T goes on to tell Lewis that when he (his character) was little, his family was on welfare and they didn't get much. "Kid, if ya wake up on Christmas morning, and your mother and father are still alive, that's the best Christmas present of all." Eeep.

I guess these sentiments and revelations would feel touching if they were coming out of the right actor. That actor, though, was not FREAKING MISTER FREAKING T.

He sums it up this way: "Christmas without presents? It ain't bad. But Christmas without love? DAT'S BAAAD. Christmas without friendship? DAT'S BAAAD. Christmas without hope? DAT'S BAAAD. But Christmas without sharing? DAT'S REAL BAAAD." Sorta hits you right there, doesn't it?

Maureen returns, to rehearse a song she plans to sing at the party later that night. So that burns a few more minutes off.
After she's finished, Maureen asks Lewis what his favorite Christmas song is. When he tells her "Santa Claus is Coming To Town," she asks him to sing it.

To the relief of everyone watching, Lewis refuses. "I'm not a singer," he tells her.
But Marvelous Meddling Maureen won't have it. "Listen, kid, I'm a singer all year round. But this is Christmas! During Christmas, EVERYONE'S a singer!" SHE'S LYING! DON'T DO IT! FOR THE LOVE OF TINSEL, DON'T DO IT----

The sound permeated my entire house and now my kitchen faucet only gives out hot and cold running blood. Thanks for the repair bill, Webster. If it IS fixable.

One excellent commercial break later (remind me to write a separate article about the ads in this thing), T is on stage along with a large children's choir that has spontaneously appeared. He's going to tell the story of the first Christmas, and if he wants to lend it any sort of dignity, he probably shouldn't have removed his hat and exposed his zany trademark mohawk. I thought they were going to keep the hat on him the entire time just for that reason.
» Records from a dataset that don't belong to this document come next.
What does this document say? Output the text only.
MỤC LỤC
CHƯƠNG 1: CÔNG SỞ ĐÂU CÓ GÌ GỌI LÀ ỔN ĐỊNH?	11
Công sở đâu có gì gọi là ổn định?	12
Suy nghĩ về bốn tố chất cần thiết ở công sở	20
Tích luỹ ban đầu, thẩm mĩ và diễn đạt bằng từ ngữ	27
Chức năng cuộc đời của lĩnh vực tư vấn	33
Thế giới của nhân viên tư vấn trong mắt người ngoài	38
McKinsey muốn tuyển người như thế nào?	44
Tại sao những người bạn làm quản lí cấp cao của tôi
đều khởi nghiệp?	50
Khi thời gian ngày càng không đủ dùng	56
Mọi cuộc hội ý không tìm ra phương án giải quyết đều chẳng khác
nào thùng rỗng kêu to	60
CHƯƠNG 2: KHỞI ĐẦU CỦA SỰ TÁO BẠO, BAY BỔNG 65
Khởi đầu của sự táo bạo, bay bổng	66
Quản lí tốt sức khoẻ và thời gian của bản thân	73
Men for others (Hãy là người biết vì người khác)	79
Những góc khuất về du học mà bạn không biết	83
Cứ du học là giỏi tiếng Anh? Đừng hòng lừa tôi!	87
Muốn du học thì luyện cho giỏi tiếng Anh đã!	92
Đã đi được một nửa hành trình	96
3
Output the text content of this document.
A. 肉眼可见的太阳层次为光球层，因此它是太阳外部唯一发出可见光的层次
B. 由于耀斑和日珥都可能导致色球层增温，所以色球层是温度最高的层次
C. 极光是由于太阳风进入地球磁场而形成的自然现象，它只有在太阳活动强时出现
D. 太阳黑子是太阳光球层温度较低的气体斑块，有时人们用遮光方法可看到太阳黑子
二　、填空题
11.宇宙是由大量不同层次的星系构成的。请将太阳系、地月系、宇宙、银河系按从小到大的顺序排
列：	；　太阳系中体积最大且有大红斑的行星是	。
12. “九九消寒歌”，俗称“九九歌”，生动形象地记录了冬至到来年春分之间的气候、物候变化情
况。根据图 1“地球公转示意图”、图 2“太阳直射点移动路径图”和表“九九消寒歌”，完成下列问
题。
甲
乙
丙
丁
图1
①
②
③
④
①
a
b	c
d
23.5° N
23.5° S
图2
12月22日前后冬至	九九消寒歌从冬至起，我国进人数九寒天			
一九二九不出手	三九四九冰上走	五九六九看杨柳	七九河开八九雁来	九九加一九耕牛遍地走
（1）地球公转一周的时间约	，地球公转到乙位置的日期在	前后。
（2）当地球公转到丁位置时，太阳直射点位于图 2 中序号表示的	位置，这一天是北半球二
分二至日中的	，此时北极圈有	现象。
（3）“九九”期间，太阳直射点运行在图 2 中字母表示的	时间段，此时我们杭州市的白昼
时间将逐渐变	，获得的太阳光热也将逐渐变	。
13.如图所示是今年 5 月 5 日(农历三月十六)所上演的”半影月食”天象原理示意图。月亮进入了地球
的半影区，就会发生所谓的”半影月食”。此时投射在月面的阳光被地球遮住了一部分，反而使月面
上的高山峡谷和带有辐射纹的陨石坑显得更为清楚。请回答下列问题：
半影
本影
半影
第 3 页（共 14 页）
"Heeey, two thousan' years ago, was the most famous night in the history of the world. I ain't just talkin' about the big things, I'm talkin' about the little things also. We even know what the weather was like that night." He's leading into "It Came Upon A Midnight Clear," which he thankfully doesn't sing. He does, however, pretend to conduct the choir by waving his hands back and forth. They also sing "O Little Town of Bethlehem," "We Three Kings of Orient Are" and "Silent Night." For kids, they're really really good. And since they're standing next to Mr. T doing his wacky meditative arm motions, it makes for the strangest clash in tone I've ever seen.

As "Silent Night" is wrapping up, two figures slowly climb down the steps, silently, to the back of Lewis who's blissfully unaware. They are, of course, his parents. But no one calls attention to them, even though they're right there and everybody knows what's coming, for at least five minutes. Instead T leads into another song by pondering if Baby Jesus ever smiled or not. And so the choir sings...."O Come All Ye Faithful." Oops?

The songs are now finished and the show's wrapping up. Lewis turns to Mr. T and asks, "Can I ask a very special favor of you?"
"Sure anything, little buddy," replies T.
"I'd like to go home now." Can't say I blame him.

Lewis finally sees his parents behind him, and runs to hug them, but not before giving Mr. T a dollar. Why did he give T a dollar? Hey, why did anything we saw tonight just happen? Some questions are pointless to ask.

Why didn't it fit in?
Not only is this a misfit amongst Christmas specials, it's a misfit amongst our plane of existence in general. It may be the most misfit-y special of them all, and I know I said that already, but these finds keep topping themselves. At least "The Great Bear Scare" aired on the wrong holiday, and not the wrong planet.

Hey, can anyone answer me this: when the cameras at Webster turned off, was he like Baby Herman? Did he puff on a cigar and hit on stage workers? There must be a reel somewhere.